Here we load the dataset:

In [None]:
dataset = load_dataset('cnn_dailymail', '3.0.0', download_mode='force_redownload', verification_mode='no_checks')

The secret `HF_TOKEN` does not exist in your Colab secrets.
To authenticate with the Hugging Face Hub, create a token in your settings tab (https://huggingface.co/settings/tokens), set it as secret in your Google Colab and restart your session.
You will be able to reuse this secret in all of your notebooks.
Please note that authentication is recommended but still optional to access public models or datasets.


Downloading readme:   0%|          | 0.00/15.6k [00:00<?, ?B/s]

Downloading data:   0%|          | 0.00/257M [00:00<?, ?B/s]

Downloading data:   0%|          | 0.00/257M [00:00<?, ?B/s]

Downloading data:   0%|          | 0.00/259M [00:00<?, ?B/s]

Downloading data:   0%|          | 0.00/34.7M [00:00<?, ?B/s]

Downloading data:   0%|          | 0.00/30.0M [00:00<?, ?B/s]

Generating train split:   0%|          | 0/287113 [00:00<?, ? examples/s]

Generating validation split:   0%|          | 0/13368 [00:00<?, ? examples/s]

Generating test split:   0%|          | 0/11490 [00:00<?, ? examples/s]

In [None]:
print(f"Features: {dataset['train'].column_names}")

Features: ['article', 'highlights', 'id']


As an example we will use the following (randomly selected) text:

In [None]:
sample = dataset["train"][1]
print(f"""
Article (excerpt of 500 characters, total length: {len(sample["article"])}):
""")
print(sample["article"][:500])
print(f'\nSummary (length: {len(sample["highlights"])}):')
print(sample["highlights"])


Article (excerpt of 500 characters, total length: 4051):

Editor's note: In our Behind the Scenes series, CNN correspondents share their experiences in covering news and analyze the stories behind the events. Here, Soledad O'Brien takes users inside a jail where many of the inmates are mentally ill. An inmate housed on the "forgotten floor," where many mentally ill inmates are housed in Miami before trial. MIAMI, Florida (CNN) -- The ninth floor of the Miami-Dade pretrial detention facility is dubbed the "forgotten floor." Here, inmates with the most s

Summary (length: 281):
Mentally ill inmates in Miami are housed on the "forgotten floor"
Judge Steven Leifman says most are there as a result of "avoidable felonies"
While CNN tours facility, patient shouts: "I am the son of the president"
Leifman says the system is unjust and he's fighting for change .

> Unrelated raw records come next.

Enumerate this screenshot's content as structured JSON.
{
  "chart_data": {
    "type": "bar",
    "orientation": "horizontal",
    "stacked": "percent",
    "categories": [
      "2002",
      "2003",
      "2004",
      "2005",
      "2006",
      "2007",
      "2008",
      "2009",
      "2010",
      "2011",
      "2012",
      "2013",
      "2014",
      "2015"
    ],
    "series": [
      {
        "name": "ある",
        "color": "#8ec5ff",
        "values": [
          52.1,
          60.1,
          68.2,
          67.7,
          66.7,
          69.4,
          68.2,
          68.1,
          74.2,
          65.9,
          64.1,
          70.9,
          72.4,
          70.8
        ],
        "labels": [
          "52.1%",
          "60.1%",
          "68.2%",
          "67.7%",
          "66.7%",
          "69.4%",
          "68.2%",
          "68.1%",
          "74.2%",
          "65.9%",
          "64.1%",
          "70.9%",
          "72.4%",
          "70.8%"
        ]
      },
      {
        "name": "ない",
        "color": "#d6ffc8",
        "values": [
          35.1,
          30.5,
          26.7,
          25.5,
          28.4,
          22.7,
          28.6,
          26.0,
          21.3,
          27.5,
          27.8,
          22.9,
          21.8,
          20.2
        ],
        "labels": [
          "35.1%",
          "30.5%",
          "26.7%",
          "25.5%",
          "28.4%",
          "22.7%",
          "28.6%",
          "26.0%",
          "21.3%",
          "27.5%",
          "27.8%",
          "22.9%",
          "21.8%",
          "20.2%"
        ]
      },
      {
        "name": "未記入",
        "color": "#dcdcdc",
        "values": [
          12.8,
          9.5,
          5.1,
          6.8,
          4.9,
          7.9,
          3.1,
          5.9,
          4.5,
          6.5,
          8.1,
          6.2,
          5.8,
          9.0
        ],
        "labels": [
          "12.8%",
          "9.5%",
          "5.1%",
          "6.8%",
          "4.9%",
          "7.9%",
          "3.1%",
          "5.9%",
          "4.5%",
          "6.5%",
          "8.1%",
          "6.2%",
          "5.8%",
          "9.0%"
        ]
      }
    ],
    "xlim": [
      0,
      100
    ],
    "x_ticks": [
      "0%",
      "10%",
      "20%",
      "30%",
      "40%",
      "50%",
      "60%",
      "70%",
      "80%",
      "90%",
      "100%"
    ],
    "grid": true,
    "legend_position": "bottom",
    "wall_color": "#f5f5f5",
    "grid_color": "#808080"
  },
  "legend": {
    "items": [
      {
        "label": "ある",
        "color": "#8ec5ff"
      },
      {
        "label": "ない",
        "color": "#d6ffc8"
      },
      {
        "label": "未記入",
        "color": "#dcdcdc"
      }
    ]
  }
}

We will collect the generated summaries of each model in a dictionary:

In [None]:
sample_text = dataset["train"][1]["article"][:2000]
summaries = {}

### Sentence Tokenization
In summarization, it's common practice to separate the summary sentences by a newline character. A simple approach replacing a full stop, however, would fail for strings like "U.N." or "U.S.". Within the Natural Language Toolkit (NLTK), the function `sent_tokenize` uses more advanced algorithms to differentiate between the end of a sentence and punctuation that occurs within an abbreviation.

In [None]:
!pip install nltk



In [None]:
import nltk
from nltk.tokenize import sent_tokenize
nltk.download("punkt")

[nltk_data] Downloading package punkt to /root/nltk_data...
[nltk_data]   Unzipping tokenizers/punkt.zip.


True

Here's an example of how the `sent_tokenize` works:

In [None]:
string = "The U.S. are a country. The U.N. is an organization."
sent_tokenize(string)

['The U.S. are a country.', 'The U.N. is an organization.']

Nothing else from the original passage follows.